À travers une trajectoire monographique dont la proposition essaie d’en parcourir les différents aspects, c’est au fil de ses œuvres que la réponse se dessine.
Ce sont d’abord les « Chevaux de l’Apocalypse », grande cavalcade de plus de 9 mètres de long qui ouvrent la réflexion dessinée de Joël Person. Ses galops se lisent comme une partition monumentale et évoquent, bien sûr, l’expiation religieuse par leur titre. Mais encore une fois rien n’est littéral chez Joël Person et par le cadrage, l’artiste met l’accent sur les chevaux plutôt que sur les « cavaliers », véritable leitmotiv de son travail. Au texte d’origine, c’est ici la puissance du cheval qui vient rythmer la recherche du dessinateur.
La symphonie continue avec le « Cheval à la barre », autre motif récurrent et pivot de la carrière de l’artiste. Le cheval est cette fois-ci celui qui se retrouve enfermé. C’est l’animalité d’autant plus flagrante qu’elle est ferrée, d’autant plus troublante que la tête du cheval appuyée contre la barre ouvre sur l’espace du spectateur. N’est-ce pas le paradis perdu que celui d’avoir domestiqué l’animal pour ensuite l’enfermer ? Par la composition très contemporaine de ce tableau, Joël Person nous interroge sur la liberté qui ne dure qu’un temps, et sur la nature du dialogue que l’on peut établir avec un cheval dont les yeux sont littéralement « barrés ».
Le « Chant de la terre », impassible, reprend une mélopée du renoncement, hommage à une nature qui n’est plus ce qu’elle a été mais qui continue de raisonner en nous. Ce paisible paysage s’abandonne à l’observation aussi bien qu’à la menace : vignobles, cultures, chasseurs, territoires inhospitaliers à la faune et à la flore guettent à la frontière de la feuille de papier. Et cependant le rythme de la terre est toujours là, immuable.
Car si le paradis perdu est, pour Joël Person, très personnel à chacun, le contexte actuel en découvre également sa globalité et son universalité. Guerres, tensions politiques et problèmes écologiques détruisent en rendant périssable la notion même de paradis. Ces deuils quotidiens renvoient à ce qui a été et ce qui n’est plus, et renvoient à notre propre finitude.

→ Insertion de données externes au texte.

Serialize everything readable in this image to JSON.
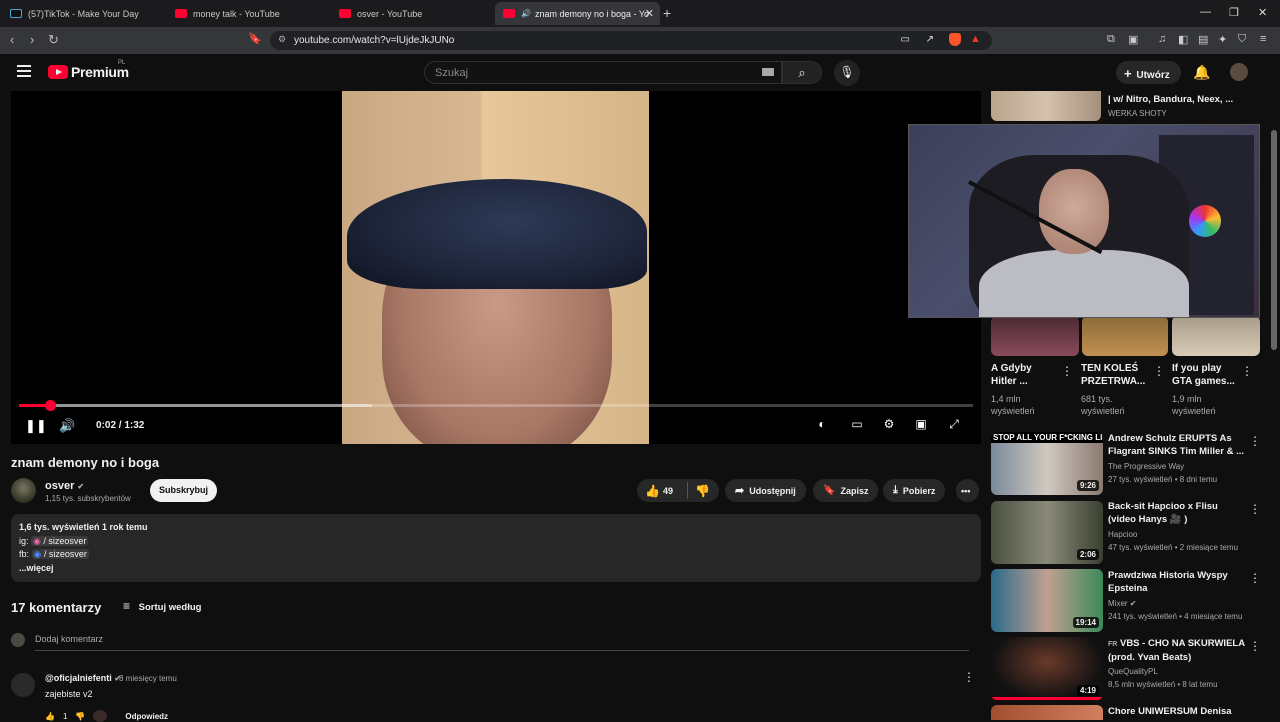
{
  "browser": {
    "tabs": [
      {
        "label": "(57)TikTok - Make Your Day",
        "favicon": "tiktok-icon"
      },
      {
        "label": "money talk - YouTube",
        "favicon": "youtube-icon"
      },
      {
        "label": "osver - YouTube",
        "favicon": "youtube-icon"
      },
      {
        "label": "znam demony no i boga - Yo",
        "favicon": "youtube-icon",
        "active": true
      }
    ],
    "url": "youtube.com/watch?v=lUjdeJkJUNo"
  },
  "header": {
    "logo_text": "Premium",
    "logo_region": "PL",
    "search_placeholder": "Szukaj",
    "create_label": "Utwórz"
  },
  "player": {
    "time": "0:02 / 1:32",
    "progress_fraction": 0.032,
    "buffered_fraction": 0.37
  },
  "video": {
    "title": "znam demony no i boga",
    "channel": "osver",
    "subscribers": "1,15 tys. subskrybentów",
    "subscribe_label": "Subskrybuj",
    "likes": "49",
    "share_label": "Udostępnij",
    "save_label": "Zapisz",
    "download_label": "Pobierz"
  },
  "description": {
    "stats": "1,6 tys. wyświetleń  1 rok temu",
    "line_ig_prefix": "ig:",
    "line_ig_tag": "/ sizeosver",
    "line_fb_prefix": "fb:",
    "line_fb_tag": "/ sizeosver",
    "more": "...więcej"
  },
  "comments": {
    "count_label": "17 komentarzy",
    "sort_label": "Sortuj według",
    "add_placeholder": "Dodaj komentarz",
    "items": [
      {
        "author": "@oficjalniefenti",
        "time": "8 miesięcy temu",
        "text": "zajebiste v2",
        "likes": "1",
        "reply_label": "Odpowiedz"
      }
    ]
  },
  "sidebar": {
    "top_item": {
      "title": "| w/ Nitro, Bandura, Neex, ...",
      "channel": "WERKA SHOTY"
    },
    "shorts": [
      {
        "title": "A Gdyby Hitler ...",
        "views": "1,4 mln wyświetleń"
      },
      {
        "title": "TEN KOLEŚ PRZETRWA...",
        "views": "681 tys. wyświetleń"
      },
      {
        "title": "If you play GTA games...",
        "views": "1,9 mln wyświetleń"
      }
    ],
    "videos": [
      {
        "title": "Andrew Schulz ERUPTS As Flagrant SINKS Tim Miller & ...",
        "channel": "The Progressive Way",
        "meta": "27 tys. wyświetleń • 8 dni temu",
        "duration": "9:26",
        "thumb_text": "STOP ALL YOUR F*CKING LIES"
      },
      {
        "title": "Back-sit Hapcioo x Flisu (video Hanys 🎥 )",
        "channel": "Hapcioo",
        "meta": "47 tys. wyświetleń • 2 miesiące temu",
        "duration": "2:06"
      },
      {
        "title": "Prawdziwa Historia Wyspy Epsteina",
        "channel": "Mixer",
        "meta": "241 tys. wyświetleń • 4 miesiące temu",
        "duration": "19:14"
      },
      {
        "title": "VBS - CHO NA SKURWIELA (prod. Yvan Beats)",
        "channel": "QueQualityPL",
        "meta": "8,5 mln wyświetleń • 8 lat temu",
        "duration": "4:19",
        "flag": "FR"
      },
      {
        "title": "Chore UNIWERSUM Denisa"
      }
    ]
  },
  "colors": {
    "accent": "#ff0033",
    "bg": "#0f0f0f",
    "surface": "#272727"
  }
}
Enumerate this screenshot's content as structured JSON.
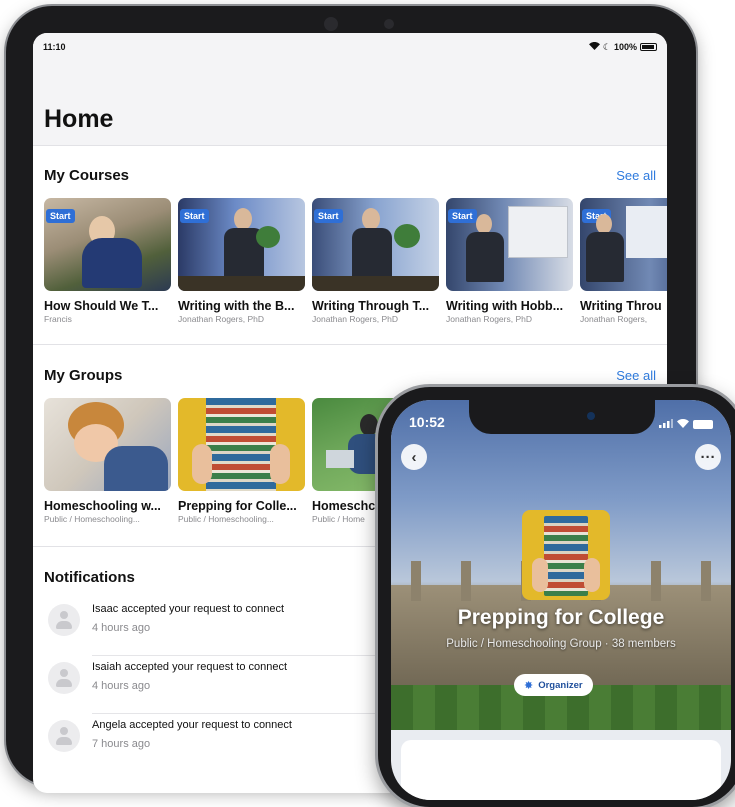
{
  "ipad": {
    "status": {
      "time": "11:10",
      "battery": "100%"
    },
    "title": "Home",
    "courses": {
      "title": "My Courses",
      "see_all": "See all",
      "items": [
        {
          "badge": "Start",
          "title": "How Should We T...",
          "author": "Francis"
        },
        {
          "badge": "Start",
          "title": "Writing with the B...",
          "author": "Jonathan Rogers, PhD"
        },
        {
          "badge": "Start",
          "title": "Writing Through T...",
          "author": "Jonathan Rogers, PhD"
        },
        {
          "badge": "Start",
          "title": "Writing with Hobb...",
          "author": "Jonathan Rogers, PhD"
        },
        {
          "badge": "Start",
          "title": "Writing Throu",
          "author": "Jonathan Rogers,"
        }
      ]
    },
    "groups": {
      "title": "My Groups",
      "see_all": "See all",
      "items": [
        {
          "title": "Homeschooling w...",
          "meta": "Public / Homeschooling..."
        },
        {
          "title": "Prepping for Colle...",
          "meta": "Public / Homeschooling..."
        },
        {
          "title": "Homeschc",
          "meta": "Public / Home"
        }
      ]
    },
    "notifications": {
      "title": "Notifications",
      "items": [
        {
          "text": "Isaac accepted your request to connect",
          "time": "4 hours ago"
        },
        {
          "text": "Isaiah accepted your request to connect",
          "time": "4 hours ago"
        },
        {
          "text": "Angela accepted your request to connect",
          "time": "7 hours ago"
        }
      ]
    }
  },
  "iphone": {
    "status": {
      "time": "10:52"
    },
    "back_icon": "chevron-left-icon",
    "more_icon": "ellipsis-icon",
    "group": {
      "title": "Prepping for College",
      "meta": "Public / Homeschooling Group · 38 members",
      "role": "Organizer"
    }
  },
  "colors": {
    "accent": "#2f7bde",
    "badge": "#2f6fd6",
    "text": "#111111",
    "muted": "#8a8a8e"
  }
}
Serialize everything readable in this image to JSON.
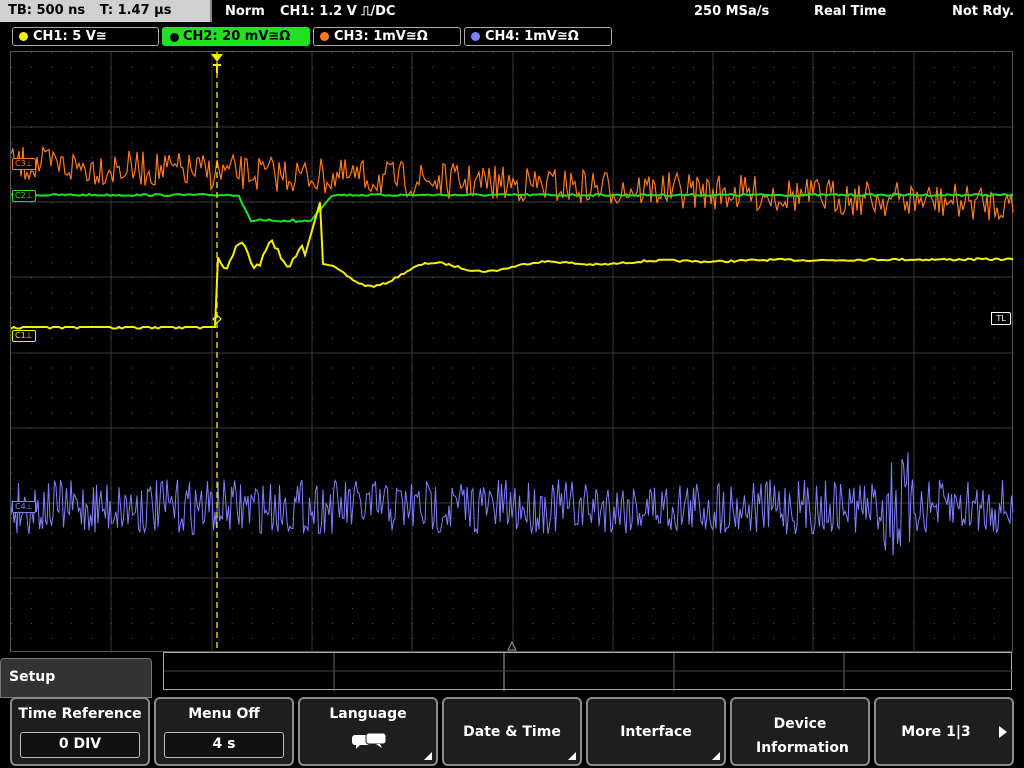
{
  "topbar": {
    "timebase": "TB: 500 ns",
    "trigger_time": "T: 1.47 µs",
    "trigger_mode": "Norm",
    "trigger_source": "CH1: 1.2 V ⎍/DC",
    "sample_rate": "250 MSa/s",
    "acq_mode": "Real Time",
    "status": "Not Rdy."
  },
  "channels": [
    {
      "label": "CH1: 5 V≅",
      "color": "#f5f000",
      "active": false
    },
    {
      "label": "CH2: 20 mV≅Ω",
      "color": "#22e024",
      "active": true
    },
    {
      "label": "CH3: 1mV≅Ω",
      "color": "#ff7a1a",
      "active": false
    },
    {
      "label": "CH4: 1mV≅Ω",
      "color": "#8080ff",
      "active": false
    }
  ],
  "markers": {
    "c1": "C1⊥",
    "c2": "C2⊥",
    "c3": "C3⊥",
    "c4": "C4⊥",
    "tl": "TL"
  },
  "menu": {
    "title": "Setup",
    "softkeys": [
      {
        "label": "Time Reference",
        "value": "0 DIV"
      },
      {
        "label": "Menu Off",
        "value": "4 s"
      },
      {
        "label": "Language",
        "icon": "speech-bubbles-icon"
      },
      {
        "label": "Date & Time"
      },
      {
        "label": "Interface"
      },
      {
        "label": "Device Information"
      },
      {
        "label": "More 1|3"
      }
    ]
  }
}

Dans ce contexte anxiogène, l’artiste se repositionne sur ce qui a été « perdu » : c’est en rappelant à la mémoire son enfance qu’elle s’imprime en lui avec plus de précision. Les nombreux portraits, dont une sélection est présentée ici, ont parsemé la carrière du dessinateur comme autant de souvenirs immortalisés sur le papier. Sans jamais effacer la pure solitude, c’est aussi la confrontation de l’artiste à un autre « soi » dans une tension offerte à l’éternité. Le paradis perdu, c’est ce que Joël Person retrouve par le dessin, qui lui permet de retrouver les émotions premières, intuitives, et libérées de tout procédé.